- recently gave a talk on <Reality Checks> at two venues, and discussed (and rambled) about how leaderboard chasing is awesome (and we want it to continue) but that this isn't easy because everyone (me! me! me!) wants to write more papers. the link to the slide deck in the reply.Aug 12, 2025 02:04
- slide deck: drive.google.com/file/d/1rJEP...
- burning bridges!

- Hm, curious - what are your thoughts on LM Arena's response to the Leaderboard Illusion paper? news.lmarena.ai/our-response/
- I think there's an interesting normative difference revealed in this spat - namely that there's an unfairness to infinite versioning and selective disclosure, which impacts *leaderboard placement* (ie. which models we see on top as number 1) but might still be statistically sound evaluation practice
- LMArena is a nice way to identify models in real time that are preferred by participants to this scheme. totally legit under this context. ...

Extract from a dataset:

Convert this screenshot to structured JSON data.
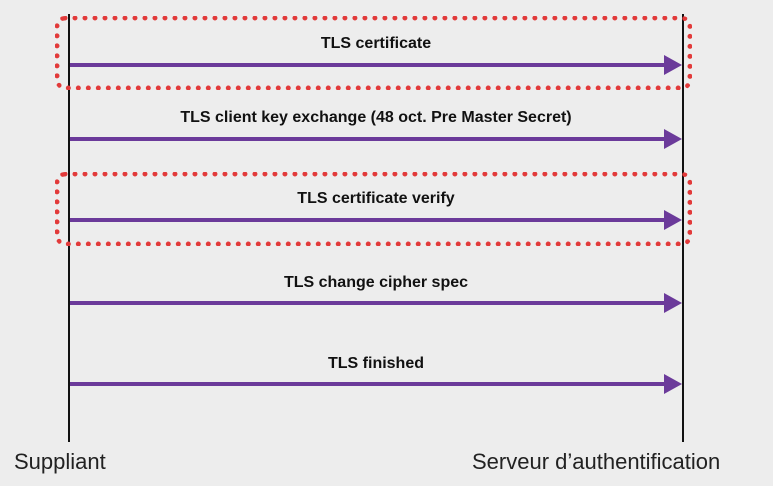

- but it's not a leaderboard in the context of a scientific experimental paradigm, since no scientific hypothesis needs to be stated anywhere to participate. who knows what these models are, how they were trained, etc.?
- Hm, that's interesting. What's the scientific hypothesis tested with for example Imagenet? The hold out method?
- i meant each entry to a leaderboard is a hypothesis. in LM Arena, each entry is a chatbot product without any details, and i don’t believe we can consider it a scientific hypothesis.